Depuis 40 ans, le Comité pour la protection des journalistes (CPJ), basé à New York, protège les journalistes et la liberté de la presse dans le monde entier. Lucy Westcott, la directrice des situations d’urgence, décrit les besoins des journalistes en exil et l'aide que le CPJ peut leur apporter. Cette interview est tirée du 13ème numéro du Médiation nommé "Structurer le journalisme en exil dans un monde plus autoritaire", que vous retrouverez ici.
Quelles sont les conditions générales de sécurité des journalistes dans le monde ?
Lucy Westcott : Les journalistes du monde entier sont confronté·e·s à toute une série de problèmes de sécurité physique, numérique et psychosociale, surtout lorsqu'ils couvrent des guerres, des émeutes, des manifestations et des élections. 99 journalistes et professionnel·le·s des médias ont été tué·e·s en 2023, dont 77 dans la seule guerre menée par Israël à Gaza, et des centaines ont été blessé·e·s. En décembre 2023, 320 journalistes étaient emprisonné·e·s, dont 36 % en Chine, au Myanmar ou en Biélorussie.
Les journalistes sont également confronté·e·s à des menaces et au harcèlement, tant en personne qu'en ligne. Les problèmes de sécurité numérique comprennent les insultes, la divulgation malveillante d’informations personnelles, le piratage et l'utilisation de fausses informations ou images pour discréditer les journalistes et leurs organes de presse. Le CPJ a également documenté des menaces judiciaires contre des journalistes, souvent conçues pour les réduire au silence et comme des armes pour attaquer la liberté de la presse.
Pour échapper à ces menaces, de nombreux·ses journalistes sont contraint·e·s à l'exil chaque année, ou déplacé·e·s dans leur propre pays. Au cours des trois dernières années, le niveau d’assistance à l'exil fourni par le CPJ a augmenté de 227 %, passant de 63 journalistes aidé·e·s en 2020 à 206 en 2023.
Pourquoi y a-t-il de plus en plus de journalistes contraint·e·s à l'exil ?
Cela est dû principalement à la montée de l'autoritarisme dans le monde, ainsi qu’à l’augmentation des conflits.
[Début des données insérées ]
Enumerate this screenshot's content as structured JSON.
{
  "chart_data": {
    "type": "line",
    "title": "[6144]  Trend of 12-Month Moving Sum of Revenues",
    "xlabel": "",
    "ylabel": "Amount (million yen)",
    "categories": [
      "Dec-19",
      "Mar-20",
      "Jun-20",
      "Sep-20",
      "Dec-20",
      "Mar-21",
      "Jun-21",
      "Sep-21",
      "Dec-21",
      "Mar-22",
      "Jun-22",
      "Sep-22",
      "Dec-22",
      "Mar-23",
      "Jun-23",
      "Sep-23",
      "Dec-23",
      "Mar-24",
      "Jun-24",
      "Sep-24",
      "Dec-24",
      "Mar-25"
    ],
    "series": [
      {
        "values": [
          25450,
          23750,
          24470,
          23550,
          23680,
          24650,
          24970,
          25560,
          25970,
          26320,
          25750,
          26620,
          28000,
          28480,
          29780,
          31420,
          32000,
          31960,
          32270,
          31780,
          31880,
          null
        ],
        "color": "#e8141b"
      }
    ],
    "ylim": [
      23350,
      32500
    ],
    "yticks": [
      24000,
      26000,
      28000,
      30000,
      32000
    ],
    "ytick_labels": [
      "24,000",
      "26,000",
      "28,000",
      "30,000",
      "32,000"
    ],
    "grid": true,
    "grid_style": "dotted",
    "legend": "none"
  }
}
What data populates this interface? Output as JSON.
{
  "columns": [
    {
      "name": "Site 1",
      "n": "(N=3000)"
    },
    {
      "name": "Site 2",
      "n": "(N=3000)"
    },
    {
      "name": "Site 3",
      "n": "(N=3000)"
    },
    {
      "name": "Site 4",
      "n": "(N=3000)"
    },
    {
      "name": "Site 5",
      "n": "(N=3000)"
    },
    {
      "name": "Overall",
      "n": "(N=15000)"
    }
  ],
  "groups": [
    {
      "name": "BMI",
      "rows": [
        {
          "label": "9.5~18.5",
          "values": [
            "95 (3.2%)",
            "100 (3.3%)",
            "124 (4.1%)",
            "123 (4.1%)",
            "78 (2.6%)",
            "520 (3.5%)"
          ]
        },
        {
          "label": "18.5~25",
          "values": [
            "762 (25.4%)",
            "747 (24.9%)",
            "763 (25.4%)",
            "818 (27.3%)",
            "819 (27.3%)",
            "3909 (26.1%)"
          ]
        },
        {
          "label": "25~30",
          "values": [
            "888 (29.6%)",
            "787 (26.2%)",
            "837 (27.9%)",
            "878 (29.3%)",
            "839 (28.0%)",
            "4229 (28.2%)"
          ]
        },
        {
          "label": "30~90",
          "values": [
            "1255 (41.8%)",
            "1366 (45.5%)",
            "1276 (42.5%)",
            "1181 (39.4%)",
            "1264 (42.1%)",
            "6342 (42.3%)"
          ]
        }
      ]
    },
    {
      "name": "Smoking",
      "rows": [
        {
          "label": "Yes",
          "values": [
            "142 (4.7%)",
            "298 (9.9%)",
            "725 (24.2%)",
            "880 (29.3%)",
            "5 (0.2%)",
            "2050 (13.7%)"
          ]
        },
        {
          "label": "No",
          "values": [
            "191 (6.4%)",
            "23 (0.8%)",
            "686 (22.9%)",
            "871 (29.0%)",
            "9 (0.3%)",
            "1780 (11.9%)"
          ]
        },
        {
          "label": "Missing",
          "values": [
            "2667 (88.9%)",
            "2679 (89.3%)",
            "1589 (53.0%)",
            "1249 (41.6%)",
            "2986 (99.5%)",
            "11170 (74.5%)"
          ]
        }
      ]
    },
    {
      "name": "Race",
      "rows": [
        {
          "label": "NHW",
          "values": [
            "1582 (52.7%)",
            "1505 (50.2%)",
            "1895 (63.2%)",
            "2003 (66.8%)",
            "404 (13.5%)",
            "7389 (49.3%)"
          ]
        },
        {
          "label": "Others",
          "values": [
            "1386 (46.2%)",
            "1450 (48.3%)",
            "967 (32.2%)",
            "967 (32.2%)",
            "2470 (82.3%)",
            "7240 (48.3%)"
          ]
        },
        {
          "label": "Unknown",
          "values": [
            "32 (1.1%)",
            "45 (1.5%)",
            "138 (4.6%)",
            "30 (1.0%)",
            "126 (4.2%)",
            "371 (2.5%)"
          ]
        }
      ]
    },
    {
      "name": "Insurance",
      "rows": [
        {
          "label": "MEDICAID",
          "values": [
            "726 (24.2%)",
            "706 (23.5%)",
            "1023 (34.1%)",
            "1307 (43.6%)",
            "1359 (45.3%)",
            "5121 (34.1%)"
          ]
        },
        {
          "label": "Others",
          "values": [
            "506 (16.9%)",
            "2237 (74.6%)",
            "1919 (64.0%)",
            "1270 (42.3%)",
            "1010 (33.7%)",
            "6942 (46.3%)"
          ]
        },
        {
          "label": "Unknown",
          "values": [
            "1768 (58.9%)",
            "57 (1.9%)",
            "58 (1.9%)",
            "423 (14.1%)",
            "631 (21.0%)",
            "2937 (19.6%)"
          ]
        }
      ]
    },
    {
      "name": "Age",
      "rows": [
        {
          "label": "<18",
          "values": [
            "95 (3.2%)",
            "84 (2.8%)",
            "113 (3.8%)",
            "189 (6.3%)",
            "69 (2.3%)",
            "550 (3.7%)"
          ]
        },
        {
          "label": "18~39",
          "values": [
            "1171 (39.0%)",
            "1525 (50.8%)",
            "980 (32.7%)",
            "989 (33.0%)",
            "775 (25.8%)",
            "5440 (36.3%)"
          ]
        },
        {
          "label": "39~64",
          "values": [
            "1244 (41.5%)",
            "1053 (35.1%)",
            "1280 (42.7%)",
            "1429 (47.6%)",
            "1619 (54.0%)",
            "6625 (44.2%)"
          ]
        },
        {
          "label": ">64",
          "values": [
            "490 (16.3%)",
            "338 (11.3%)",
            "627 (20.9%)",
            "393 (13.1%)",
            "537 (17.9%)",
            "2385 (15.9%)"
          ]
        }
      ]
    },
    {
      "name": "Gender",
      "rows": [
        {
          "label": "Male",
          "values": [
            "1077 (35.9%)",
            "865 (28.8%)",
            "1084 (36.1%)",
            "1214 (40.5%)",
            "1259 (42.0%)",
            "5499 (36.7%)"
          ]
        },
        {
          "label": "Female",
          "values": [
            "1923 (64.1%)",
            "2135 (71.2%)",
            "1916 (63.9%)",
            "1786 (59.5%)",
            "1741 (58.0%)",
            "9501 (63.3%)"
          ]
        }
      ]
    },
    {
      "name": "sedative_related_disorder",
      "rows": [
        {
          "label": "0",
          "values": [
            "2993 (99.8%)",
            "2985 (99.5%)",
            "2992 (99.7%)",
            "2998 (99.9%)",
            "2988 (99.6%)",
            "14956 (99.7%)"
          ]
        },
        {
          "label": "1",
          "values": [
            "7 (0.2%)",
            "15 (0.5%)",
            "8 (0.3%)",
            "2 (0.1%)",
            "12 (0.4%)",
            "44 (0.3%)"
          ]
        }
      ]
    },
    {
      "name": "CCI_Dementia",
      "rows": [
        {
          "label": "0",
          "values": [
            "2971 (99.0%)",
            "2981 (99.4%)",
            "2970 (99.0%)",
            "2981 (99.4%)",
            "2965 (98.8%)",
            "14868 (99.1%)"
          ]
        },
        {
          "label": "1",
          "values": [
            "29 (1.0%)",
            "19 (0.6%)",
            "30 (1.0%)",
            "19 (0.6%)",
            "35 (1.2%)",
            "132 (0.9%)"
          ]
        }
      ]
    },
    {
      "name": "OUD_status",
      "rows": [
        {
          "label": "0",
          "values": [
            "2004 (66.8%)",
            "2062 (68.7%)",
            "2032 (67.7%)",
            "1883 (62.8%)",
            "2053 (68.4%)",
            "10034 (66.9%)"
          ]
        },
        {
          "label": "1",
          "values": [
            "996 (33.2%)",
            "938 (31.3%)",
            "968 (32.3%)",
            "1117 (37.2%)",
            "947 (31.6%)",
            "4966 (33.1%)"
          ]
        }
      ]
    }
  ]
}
Dans des pays comme l'Iran ou la Russie, où il est très dangereux d'exercer le journalisme de façon indépendante, les journalistes fuient pour échapper aux menaces qui pèsent sur eux, leur famille et leurs collègues, ainsi qu'aux peines de prison prononcées contre leur travail.
Et des pays comme l'Éthiopie, le Nicaragua, le Soudan, le Myanmar, l'Ukraine ou l'Afghanistan continuent de traverser des crises longues qui ont d'énormes répercussions sur la liberté de la presse et la vie des journalistes. Ces dernières années, de nombreux·ses journalistes de ces pays ont fui vers des pays plus sûrs. Toutefois, l'absence de voies d'accès solides et efficaces vers des pays sûrs, ainsi que les menaces de répression transnationale, font que les journalistes en exil restent souvent dans des situations précaires.
Quelle aide le CPJ leur apporte-t-il, et que reste-t-il à faire ?
Le CPJ fournit des bourses d'assistance individuelle aux journalistes en exil. Lorsque les journalistes s’exilent pour la première fois, ces bourses les aident à couvrir leurs besoins de base : loyer, factures, nourriture, transport, frais de communication et vêtements chauds. Le CPJ aide à couvrir les frais de transport pour se rendre dans un pays sûr. L'assistance à l'exil reste le plus grand domaine d'aide financière directe du CPJ aux journalistes.
À moins que les journalistes en exil n’aient la double nationalité, un de leurs besoins particulièrement importants est l'amélioration des procédures d’urgences pour obtenir un visa afin de fuir rapidement leur pays d'origine. De nombreux·ses journalistes en exil sont également confronté·e·s à des problèmes de santé mentale. Il reste encore beaucoup à faire pour trouver des moyens plus adaptés et efficaces afin d’aider les journalistes à répondre à ce besoin.